I watch a programme called Suicide and Me, by the musician Professor Green, aka Stephen Manderson, who lost his father to suicide at a young age.
It features a tiny place in north London, a sanctuary that has an exceptionally high success rate at helping people who are on the verge of suicide. A person can stay there for five days, and once they leave, they can’t return. But for many people, once is enough. It has saved over a thousand lives, and it currently is the only one of its kind in Britain.
I found Maytree. Its director, Natalie, and I are sitting in a restaurant near my office. I stir my coffee, and I ask her about prevention.
Like Mr B, she’s of the firm belief that unless we start teaching children about emotional intelligence, we are simply firefighting.
Maytree have done something very clever: they have put content on their website that means when someone Googles ‘want to kill myself’, their site comes up at the top of the search, which is literally a lifeline to someone at the end of their road.
Although there are people who have come to Natalie’s door because they’ve suffered horrific childhood abuse or have severe mental illness, there are also those with ‘perfectly normal upbringings’ who have found themselves in a perfect storm. One such person, who came to them after searching for ways to kill himself, was an ex-serviceman who’d been in Afghanistan.
‘He had seen things that you shouldn’t see,’ Natalie said. ‘He came back and was discharged, so he’d lost his sense of purpose, but also structure. And that obviously impacted on his mental wellbeing and relationship with his wife. His wife went and had an affair, they got divorced, that was ugly and there were children involved.
‘So there was this knock-on effect and he just couldn’t cope any more. He didn’t want to die; he just couldn’t see how he could continue with his life.’
The structure of Maytree is remarkably simple. Its job is to provide a safe, calm space where people won’t be judged. It is built utterly on trust, from the moment they call to the moment they leave.
‘It’s also a model delivered by volunteers,’ said Natalie. ‘So let’s say within the NHS you are depressed and you get assigned a psychiatrist. What if you don’t connect with that psychiatrist, what if there is no trust? How do you expect that relationship to evolve into something supportive and fruitful?

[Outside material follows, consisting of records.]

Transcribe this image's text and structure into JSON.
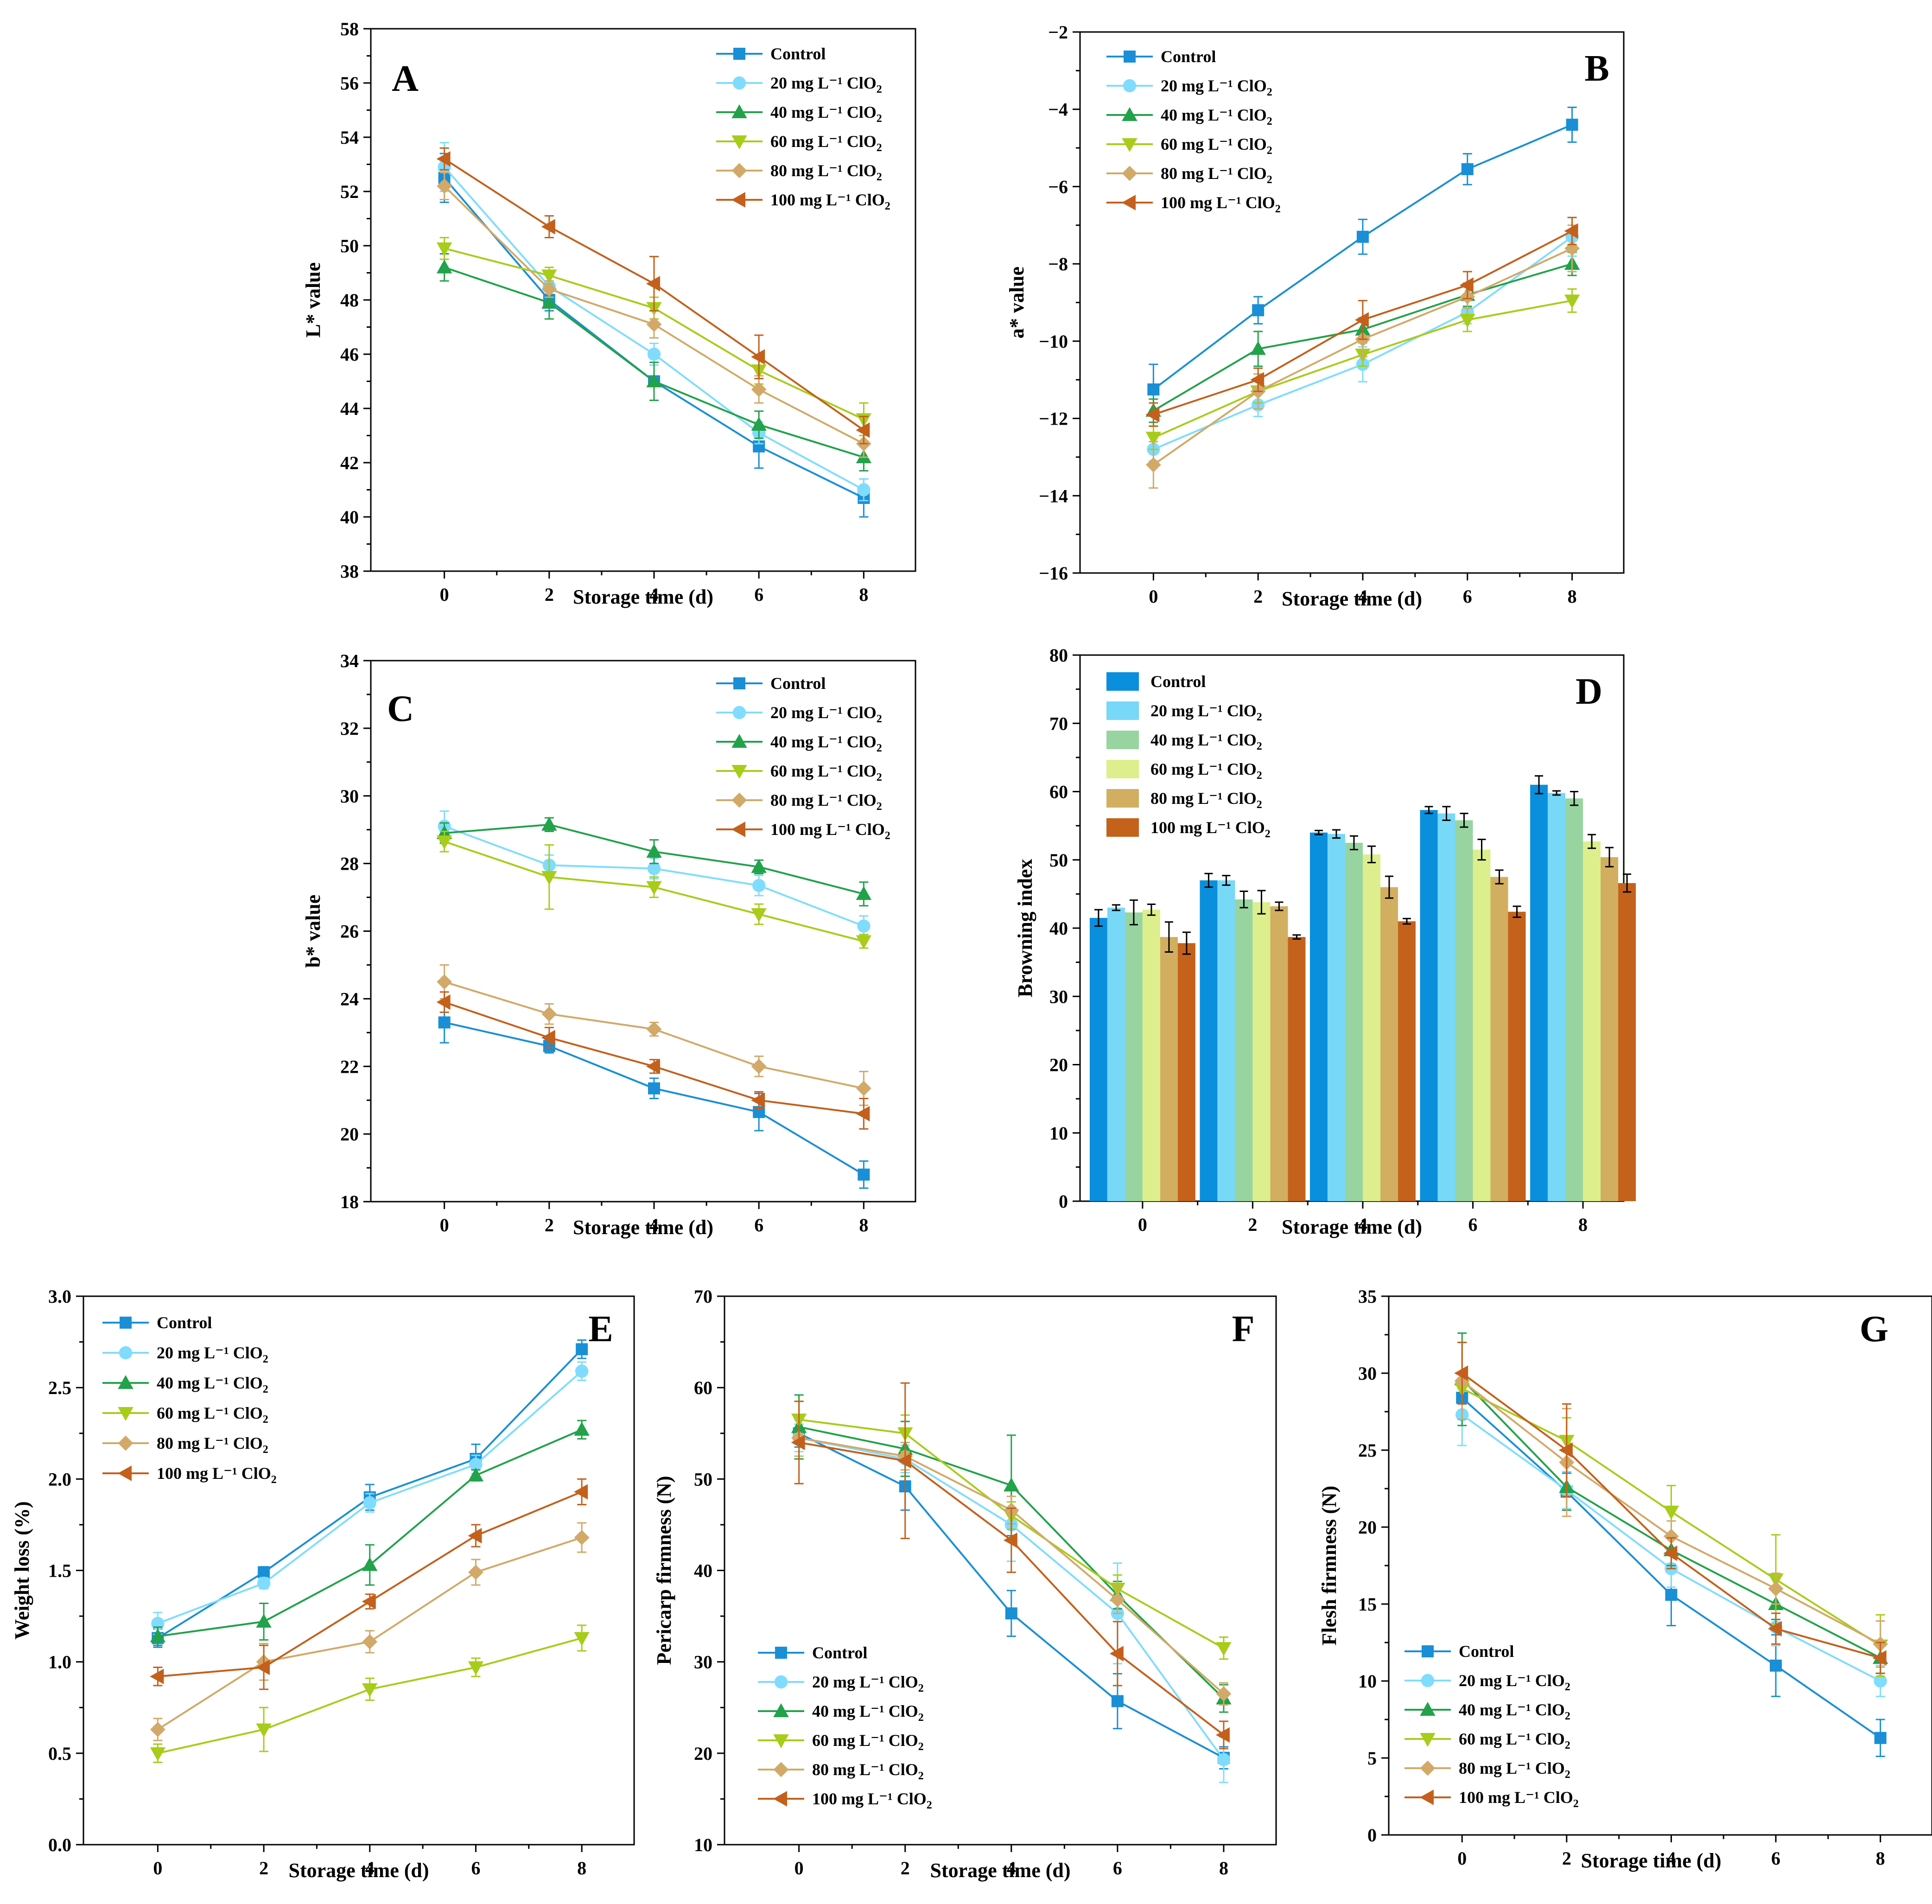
{
  "figure": {
    "series_names": [
      "Control",
      "20 mg L⁻¹ ClO",
      "40 mg L⁻¹ ClO",
      "60 mg L⁻¹ ClO",
      "80 mg L⁻¹ ClO",
      "100 mg L⁻¹ ClO"
    ],
    "series_subscripts": [
      "",
      "2",
      "2",
      "2",
      "2",
      "2"
    ],
    "line_colors": [
      "#1a8fd6",
      "#7fdcff",
      "#22a24a",
      "#a8cc1a",
      "#d2a968",
      "#c4601c"
    ],
    "bar_colors": [
      "#0a8fdc",
      "#78d8f8",
      "#98d4a0",
      "#dcef8c",
      "#d2ae60",
      "#c4621c"
    ],
    "markers": [
      "square",
      "circle",
      "triangle-up",
      "triangle-down",
      "diamond",
      "triangle-left"
    ]
  },
  "chart_data": [
    {
      "panel": "A",
      "type": "line",
      "x": [
        0,
        2,
        4,
        6,
        8
      ],
      "xlabel": "Storage time (d)",
      "ylabel": "L* value",
      "ylim": [
        38,
        58
      ],
      "yticks": [
        38,
        40,
        42,
        44,
        46,
        48,
        50,
        52,
        54,
        56,
        58
      ],
      "legend_position": "top-right",
      "series": [
        {
          "name": "Control",
          "values": [
            52.5,
            48.0,
            45.0,
            42.6,
            40.7
          ],
          "errors": [
            0.9,
            0.4,
            0.7,
            0.8,
            0.7
          ]
        },
        {
          "name": "20 mg L⁻¹ ClO2",
          "values": [
            52.9,
            48.5,
            46.0,
            43.1,
            41.0
          ],
          "errors": [
            0.9,
            0.4,
            0.4,
            0.4,
            0.4
          ]
        },
        {
          "name": "40 mg L⁻¹ ClO2",
          "values": [
            49.2,
            47.9,
            45.0,
            43.4,
            42.2
          ],
          "errors": [
            0.5,
            0.6,
            0.7,
            0.5,
            0.5
          ]
        },
        {
          "name": "60 mg L⁻¹ ClO2",
          "values": [
            49.9,
            48.9,
            47.7,
            45.4,
            43.6
          ],
          "errors": [
            0.4,
            0.3,
            0.4,
            0.5,
            0.6
          ]
        },
        {
          "name": "80 mg L⁻¹ ClO2",
          "values": [
            52.2,
            48.4,
            47.1,
            44.7,
            42.7
          ],
          "errors": [
            0.5,
            0.3,
            0.5,
            0.5,
            0.5
          ]
        },
        {
          "name": "100 mg L⁻¹ ClO2",
          "values": [
            53.2,
            50.7,
            48.6,
            45.9,
            43.2
          ],
          "errors": [
            0.4,
            0.4,
            1.0,
            0.8,
            0.5
          ]
        }
      ]
    },
    {
      "panel": "B",
      "type": "line",
      "x": [
        0,
        2,
        4,
        6,
        8
      ],
      "xlabel": "Storage time (d)",
      "ylabel": "a* value",
      "ylim": [
        -16,
        -2
      ],
      "yticks": [
        -16,
        -14,
        -12,
        -10,
        -8,
        -6,
        -4,
        -2
      ],
      "legend_position": "top-left",
      "series": [
        {
          "name": "Control",
          "values": [
            -11.25,
            -9.2,
            -7.3,
            -5.55,
            -4.4
          ],
          "errors": [
            0.65,
            0.35,
            0.45,
            0.4,
            0.45
          ]
        },
        {
          "name": "20 mg L⁻¹ ClO2",
          "values": [
            -12.8,
            -11.65,
            -10.6,
            -9.25,
            -7.3
          ],
          "errors": [
            0.3,
            0.3,
            0.45,
            0.3,
            0.5
          ]
        },
        {
          "name": "40 mg L⁻¹ ClO2",
          "values": [
            -11.8,
            -10.2,
            -9.7,
            -8.8,
            -8.0
          ],
          "errors": [
            0.3,
            0.45,
            0.3,
            0.3,
            0.3
          ]
        },
        {
          "name": "60 mg L⁻¹ ClO2",
          "values": [
            -12.5,
            -11.3,
            -10.35,
            -9.45,
            -8.95
          ],
          "errors": [
            0.3,
            0.3,
            0.3,
            0.3,
            0.3
          ]
        },
        {
          "name": "80 mg L⁻¹ ClO2",
          "values": [
            -13.2,
            -11.3,
            -9.95,
            -8.85,
            -7.6
          ],
          "errors": [
            0.6,
            0.45,
            0.45,
            0.3,
            0.6
          ]
        },
        {
          "name": "100 mg L⁻¹ ClO2",
          "values": [
            -11.9,
            -11.0,
            -9.45,
            -8.55,
            -7.15
          ],
          "errors": [
            0.3,
            0.3,
            0.5,
            0.35,
            0.35
          ]
        }
      ]
    },
    {
      "panel": "C",
      "type": "line",
      "x": [
        0,
        2,
        4,
        6,
        8
      ],
      "xlabel": "Storage time (d)",
      "ylabel": "b* value",
      "ylim": [
        18,
        34
      ],
      "yticks": [
        18,
        20,
        22,
        24,
        26,
        28,
        30,
        32,
        34
      ],
      "legend_position": "top-right",
      "series": [
        {
          "name": "Control",
          "values": [
            23.3,
            22.6,
            21.35,
            20.65,
            18.8
          ],
          "errors": [
            0.6,
            0.2,
            0.3,
            0.55,
            0.4
          ]
        },
        {
          "name": "20 mg L⁻¹ ClO2",
          "values": [
            29.1,
            27.95,
            27.85,
            27.35,
            26.15
          ],
          "errors": [
            0.45,
            0.3,
            0.3,
            0.3,
            0.3
          ]
        },
        {
          "name": "40 mg L⁻¹ ClO2",
          "values": [
            28.9,
            29.15,
            28.35,
            27.9,
            27.1
          ],
          "errors": [
            0.3,
            0.2,
            0.35,
            0.2,
            0.35
          ]
        },
        {
          "name": "60 mg L⁻¹ ClO2",
          "values": [
            28.65,
            27.6,
            27.3,
            26.5,
            25.7
          ],
          "errors": [
            0.3,
            0.95,
            0.3,
            0.3,
            0.2
          ]
        },
        {
          "name": "80 mg L⁻¹ ClO2",
          "values": [
            24.5,
            23.55,
            23.1,
            22.0,
            21.35
          ],
          "errors": [
            0.5,
            0.3,
            0.2,
            0.3,
            0.5
          ]
        },
        {
          "name": "100 mg L⁻¹ ClO2",
          "values": [
            23.9,
            22.85,
            22.0,
            21.0,
            20.6
          ],
          "errors": [
            0.3,
            0.3,
            0.2,
            0.25,
            0.45
          ]
        }
      ]
    },
    {
      "panel": "D",
      "type": "bar",
      "categories": [
        "0",
        "2",
        "4",
        "6",
        "8"
      ],
      "xlabel": "Storage time (d)",
      "ylabel": "Browning index",
      "ylim": [
        0,
        80
      ],
      "yticks": [
        0,
        10,
        20,
        30,
        40,
        50,
        60,
        70,
        80
      ],
      "legend_position": "top-left",
      "series": [
        {
          "name": "Control",
          "values": [
            41.5,
            47.0,
            54.0,
            57.3,
            61.0
          ],
          "errors": [
            1.2,
            1.0,
            0.3,
            0.5,
            1.3
          ]
        },
        {
          "name": "20 mg L⁻¹ ClO2",
          "values": [
            43.0,
            47.0,
            53.8,
            56.8,
            59.8
          ],
          "errors": [
            0.4,
            0.7,
            0.6,
            1.0,
            0.3
          ]
        },
        {
          "name": "40 mg L⁻¹ ClO2",
          "values": [
            42.3,
            44.2,
            52.5,
            55.8,
            59.0
          ],
          "errors": [
            1.8,
            1.2,
            1.0,
            1.0,
            1.0
          ]
        },
        {
          "name": "60 mg L⁻¹ ClO2",
          "values": [
            42.7,
            43.8,
            50.8,
            51.5,
            52.7
          ],
          "errors": [
            0.8,
            1.7,
            1.2,
            1.5,
            1.0
          ]
        },
        {
          "name": "80 mg L⁻¹ ClO2",
          "values": [
            38.7,
            43.2,
            46.0,
            47.5,
            50.4
          ],
          "errors": [
            2.2,
            0.6,
            1.6,
            1.0,
            1.4
          ]
        },
        {
          "name": "100 mg L⁻¹ ClO2",
          "values": [
            37.8,
            38.7,
            41.0,
            42.4,
            46.6
          ],
          "errors": [
            1.6,
            0.3,
            0.4,
            0.8,
            1.3
          ]
        }
      ]
    },
    {
      "panel": "E",
      "type": "line",
      "x": [
        0,
        2,
        4,
        6,
        8
      ],
      "xlabel": "Storage time (d)",
      "ylabel": "Weight loss (%)",
      "ylim": [
        0,
        3
      ],
      "yticks": [
        0.0,
        0.5,
        1.0,
        1.5,
        2.0,
        2.5,
        3.0
      ],
      "ytick_labels": [
        "0.0",
        "0.5",
        "1.0",
        "1.5",
        "2.0",
        "2.5",
        "3.0"
      ],
      "legend_position": "top-left",
      "series": [
        {
          "name": "Control",
          "values": [
            1.13,
            1.49,
            1.9,
            2.11,
            2.71
          ],
          "errors": [
            0.05,
            0.03,
            0.07,
            0.08,
            0.05
          ]
        },
        {
          "name": "20 mg L⁻¹ ClO2",
          "values": [
            1.21,
            1.43,
            1.87,
            2.08,
            2.59
          ],
          "errors": [
            0.06,
            0.03,
            0.05,
            0.05,
            0.05
          ]
        },
        {
          "name": "40 mg L⁻¹ ClO2",
          "values": [
            1.14,
            1.22,
            1.53,
            2.02,
            2.27
          ],
          "errors": [
            0.05,
            0.1,
            0.11,
            0.03,
            0.05
          ]
        },
        {
          "name": "60 mg L⁻¹ ClO2",
          "values": [
            0.5,
            0.63,
            0.85,
            0.97,
            1.13
          ],
          "errors": [
            0.05,
            0.12,
            0.06,
            0.05,
            0.07
          ]
        },
        {
          "name": "80 mg L⁻¹ ClO2",
          "values": [
            0.63,
            1.0,
            1.11,
            1.49,
            1.68
          ],
          "errors": [
            0.06,
            0.1,
            0.06,
            0.07,
            0.08
          ]
        },
        {
          "name": "100 mg L⁻¹ ClO2",
          "values": [
            0.92,
            0.97,
            1.33,
            1.69,
            1.93
          ],
          "errors": [
            0.05,
            0.12,
            0.04,
            0.06,
            0.07
          ]
        }
      ]
    },
    {
      "panel": "F",
      "type": "line",
      "x": [
        0,
        2,
        4,
        6,
        8
      ],
      "xlabel": "Storage time (d)",
      "ylabel": "Pericarp firmness (N)",
      "ylim": [
        10,
        70
      ],
      "yticks": [
        10,
        20,
        30,
        40,
        50,
        60,
        70
      ],
      "legend_position": "bottom-left",
      "series": [
        {
          "name": "Control",
          "values": [
            55.0,
            49.2,
            35.3,
            25.7,
            19.5
          ],
          "errors": [
            1.5,
            2.6,
            2.5,
            3.0,
            1.2
          ]
        },
        {
          "name": "20 mg L⁻¹ ClO2",
          "values": [
            54.5,
            52.2,
            45.0,
            35.3,
            19.3
          ],
          "errors": [
            1.5,
            1.5,
            4.0,
            5.5,
            2.5
          ]
        },
        {
          "name": "40 mg L⁻¹ ClO2",
          "values": [
            55.7,
            53.3,
            49.3,
            37.3,
            26.0
          ],
          "errors": [
            3.5,
            3.0,
            5.5,
            1.5,
            1.5
          ]
        },
        {
          "name": "60 mg L⁻¹ ClO2",
          "values": [
            56.5,
            55.0,
            46.0,
            38.0,
            31.5
          ],
          "errors": [
            2.0,
            2.0,
            1.5,
            1.5,
            1.2
          ]
        },
        {
          "name": "80 mg L⁻¹ ClO2",
          "values": [
            54.5,
            52.5,
            46.6,
            36.8,
            26.5
          ],
          "errors": [
            2.0,
            1.5,
            1.5,
            1.5,
            1.2
          ]
        },
        {
          "name": "100 mg L⁻¹ ClO2",
          "values": [
            54.0,
            52.0,
            43.3,
            30.9,
            22.0
          ],
          "errors": [
            4.5,
            8.5,
            3.5,
            3.5,
            1.5
          ]
        }
      ]
    },
    {
      "panel": "G",
      "type": "line",
      "x": [
        0,
        2,
        4,
        6,
        8
      ],
      "xlabel": "Storage time (d)",
      "ylabel": "Flesh firmness (N)",
      "ylim": [
        0,
        35
      ],
      "yticks": [
        0,
        5,
        10,
        15,
        20,
        25,
        30,
        35
      ],
      "legend_position": "bottom-left",
      "series": [
        {
          "name": "Control",
          "values": [
            28.4,
            22.3,
            15.6,
            11.0,
            6.3
          ],
          "errors": [
            1.0,
            1.2,
            2.0,
            2.0,
            1.2
          ]
        },
        {
          "name": "20 mg L⁻¹ ClO2",
          "values": [
            27.3,
            22.4,
            17.3,
            13.5,
            10.0
          ],
          "errors": [
            2.0,
            1.2,
            1.2,
            1.2,
            1.0
          ]
        },
        {
          "name": "40 mg L⁻¹ ClO2",
          "values": [
            29.6,
            22.6,
            18.5,
            15.0,
            11.5
          ],
          "errors": [
            3.0,
            1.5,
            1.0,
            1.0,
            1.0
          ]
        },
        {
          "name": "60 mg L⁻¹ ClO2",
          "values": [
            29.0,
            25.6,
            21.0,
            16.6,
            12.3
          ],
          "errors": [
            1.0,
            1.5,
            1.7,
            2.9,
            2.0
          ]
        },
        {
          "name": "80 mg L⁻¹ ClO2",
          "values": [
            29.5,
            24.2,
            19.4,
            16.0,
            12.4
          ],
          "errors": [
            2.5,
            3.5,
            1.0,
            1.0,
            1.5
          ]
        },
        {
          "name": "100 mg L⁻¹ ClO2",
          "values": [
            30.0,
            25.0,
            18.3,
            13.4,
            11.5
          ],
          "errors": [
            2.0,
            3.0,
            1.0,
            1.0,
            1.0
          ]
        }
      ]
    }
  ]
}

‘So in Maytree, a guest will see, in one day, about twelve different volunteers. Out of those, that individual will connect with at least one or two of them. And the feedback we get from guests is that the fact that someone they’ve never met before is willing to give up their time for nothing and spend it with [them] reinstates that they are worth it. Because a lot of the time, that individual’s self-esteem, by the time they come to us, is flat on the floor.
‘That a complete stranger is willing to sit with them, and not judge or try to change or fix their darkest thoughts and feelings – it plants the seeds of what was maybe there before. Which is: I am worth the time, I am worth fighting for. I am worth spending time with. And that is the seed of hope.’
Natalie can’t read my mind. But I am overcome at the work she does, and I think of all of those families who still have their loved ones because of her and Maytree.
Here is a model that works. And so I pledge that I will do whatever I can to help her.
I finally feel like Rob’s legacy is taking shape.